The history of the Big Thicket goes back to the time when it was covered with water. In the last sixty million years, "recent times" according to geologists, the Gulf shoreline of Southeast Texas submerged and emerged time after time, in unison during the Pleistocene Age with periodic glaciations to the north. The shore line that contained the thicket rose above the waters of the Gulf during the Ice Age, and was built up by silt washed down and deposited by some ancestral Trinity River. The woods of the thicket grew, and ten thousand years ago the thicket dwellers included mastodons, elephants, the American horse, Taylor’s bison, camels, tapirs, and giant sloths, beavers, and armadillos. Preying on these animals were the sabre-toothed tiger and the dire wolf. Their day ended around 8,000 years ago. The time of the glaciers established varieties of soils and vegetation in the thicket that remained after the glaciers retreated, and produced a unique biological crossroads of at least eight different kinds of plant communities. The Big Thicket is possibly the most biologically diverse area in the world. Cactus and ferns, beech trees and orchids, camellias and azaleas and four carnivorous plants all occupy what is called the thicket, along with the pines, oaks, and gums common to the rest of East Texas. The thicket also supports a wide variety of animal life and is especially noted for the many species of birds, around 350, that either live in the area or visit annually. The abundant rainfall and the long growing season, around 246 days, ensure that vegetation and all the animal life that depends on it thrive.

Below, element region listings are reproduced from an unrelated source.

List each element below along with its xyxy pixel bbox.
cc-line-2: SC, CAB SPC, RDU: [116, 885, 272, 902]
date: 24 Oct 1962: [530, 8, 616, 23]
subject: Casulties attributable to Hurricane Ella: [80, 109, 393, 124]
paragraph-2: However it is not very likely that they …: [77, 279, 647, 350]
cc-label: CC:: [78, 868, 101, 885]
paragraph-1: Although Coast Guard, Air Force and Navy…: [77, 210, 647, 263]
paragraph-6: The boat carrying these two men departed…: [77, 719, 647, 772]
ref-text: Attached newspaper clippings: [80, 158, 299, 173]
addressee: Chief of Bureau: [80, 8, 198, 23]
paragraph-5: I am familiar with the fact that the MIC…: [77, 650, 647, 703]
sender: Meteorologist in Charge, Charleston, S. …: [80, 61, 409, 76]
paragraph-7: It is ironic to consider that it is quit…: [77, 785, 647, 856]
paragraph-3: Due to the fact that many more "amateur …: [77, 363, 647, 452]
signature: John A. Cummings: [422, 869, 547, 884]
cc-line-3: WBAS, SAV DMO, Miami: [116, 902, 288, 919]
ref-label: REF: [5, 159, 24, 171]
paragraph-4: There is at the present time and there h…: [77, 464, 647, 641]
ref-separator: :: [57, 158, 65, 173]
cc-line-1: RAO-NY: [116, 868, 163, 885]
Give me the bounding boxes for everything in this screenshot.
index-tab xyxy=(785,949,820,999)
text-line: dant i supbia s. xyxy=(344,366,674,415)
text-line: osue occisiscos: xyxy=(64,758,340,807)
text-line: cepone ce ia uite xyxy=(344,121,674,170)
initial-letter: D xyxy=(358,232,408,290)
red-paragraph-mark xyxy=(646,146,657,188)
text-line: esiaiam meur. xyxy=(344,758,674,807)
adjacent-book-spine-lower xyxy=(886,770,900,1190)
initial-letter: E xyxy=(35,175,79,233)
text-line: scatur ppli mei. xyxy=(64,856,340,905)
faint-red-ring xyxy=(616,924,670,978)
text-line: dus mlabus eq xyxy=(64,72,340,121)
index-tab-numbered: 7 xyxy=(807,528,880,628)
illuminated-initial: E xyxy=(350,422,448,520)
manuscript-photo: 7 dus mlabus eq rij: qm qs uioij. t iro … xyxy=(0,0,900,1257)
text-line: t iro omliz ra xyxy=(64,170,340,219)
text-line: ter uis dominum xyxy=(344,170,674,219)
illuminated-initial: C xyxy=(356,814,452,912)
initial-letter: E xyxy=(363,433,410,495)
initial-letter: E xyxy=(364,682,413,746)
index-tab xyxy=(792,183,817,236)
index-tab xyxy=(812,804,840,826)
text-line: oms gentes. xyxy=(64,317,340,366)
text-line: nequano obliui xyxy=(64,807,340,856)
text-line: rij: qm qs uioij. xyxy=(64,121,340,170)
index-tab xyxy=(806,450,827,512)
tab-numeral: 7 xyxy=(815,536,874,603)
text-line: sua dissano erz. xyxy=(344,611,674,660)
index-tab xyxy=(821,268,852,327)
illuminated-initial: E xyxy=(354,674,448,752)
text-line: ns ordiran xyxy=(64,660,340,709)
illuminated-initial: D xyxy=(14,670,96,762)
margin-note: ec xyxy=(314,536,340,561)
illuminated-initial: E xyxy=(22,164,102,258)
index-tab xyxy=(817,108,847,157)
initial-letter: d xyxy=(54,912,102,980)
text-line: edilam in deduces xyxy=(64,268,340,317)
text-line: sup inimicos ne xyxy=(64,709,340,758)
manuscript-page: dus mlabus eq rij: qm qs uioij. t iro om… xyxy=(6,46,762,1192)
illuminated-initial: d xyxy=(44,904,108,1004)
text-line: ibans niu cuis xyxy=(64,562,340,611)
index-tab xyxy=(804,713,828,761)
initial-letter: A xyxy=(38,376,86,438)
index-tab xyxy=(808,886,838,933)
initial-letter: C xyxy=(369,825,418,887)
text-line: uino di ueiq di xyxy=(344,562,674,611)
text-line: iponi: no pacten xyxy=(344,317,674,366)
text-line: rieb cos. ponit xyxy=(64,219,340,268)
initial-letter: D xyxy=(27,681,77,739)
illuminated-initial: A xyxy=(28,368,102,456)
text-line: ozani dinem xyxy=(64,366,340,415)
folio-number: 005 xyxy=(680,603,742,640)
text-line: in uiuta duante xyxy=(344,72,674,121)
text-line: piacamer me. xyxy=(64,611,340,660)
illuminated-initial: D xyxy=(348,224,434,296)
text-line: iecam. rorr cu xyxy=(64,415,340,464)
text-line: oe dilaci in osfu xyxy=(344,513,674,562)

It sounds like the Big Thicket has all of the trappings of suspected Bigfoot habitat. But what do I know ? emoticon

Longtime newspaper writer, and a native of the Big Thicket area, Rob Riggs has written many articles about the "Big Thicket Wildman." He even wrote a book that was published in 2001 titled, "In the Big Thicket : On the Trail of the Wild Man." While it also discusses other phenomena, it does tell many of these stories.

In the Big Thicket : On the Trail of the Wild Man

Maybe Mr. Taschinger doesn’t know as much as he thinks he does… />

About Craig Woolheater
Co-founder of Cryptomundo in 2005. I have appeared in or contributed to the following TV programs, documentaries and films: OLN's Mysterious Encounters: "Caddo Critter", Southern Fried Bigfoot, Travel Channel's Weird Travels: "Bigfoot", History Channel's MonsterQuest: "Swamp Stalker", The Wild Man of the Navidad Destination America's Monsters and Mysteries in America: Texas Terror - Lake Worth Monster.


5 Responses to “What, There’s No Bigfoot in Texas ?”

  1. iftheshoefits responds:

    Of course there’s a Bigfoot in Texas everythings Big in Texas; at least thats what I hear. Good job countering Mr. Taschinger ,Craig,all we need now is for the big guy himself to knock off Taschinger’s hat and STOMP on it.

  2. Questor responds:

    Mr. Woolheater,

    I applaud you and your research organization’s efforts. You must be close; people are talking about this subject like never before. That’s a good thing. Unfortunately, when that happens, the noise-to-signal ratio gets higher as a result.

    Keep up the good work, TBRC!

  3. CryptoInformant responds:

    Very well done, I am sure Mr. Taschinger is rereading his debunkers handbook right now to see why he was so easily SHOT DOWN!

  4. Mike Smith responds:

    Craig, this is very well done. Maybe Mr. Taschinger needs to go out with the team next time they go to the Big Thicket looking for the BIG GUY. He can wear a pheromone tag on his butt, and we’ll see what happens.

  5. stooge75 responds:

    Once again Craig I applaud your research and conviction. Great job as always.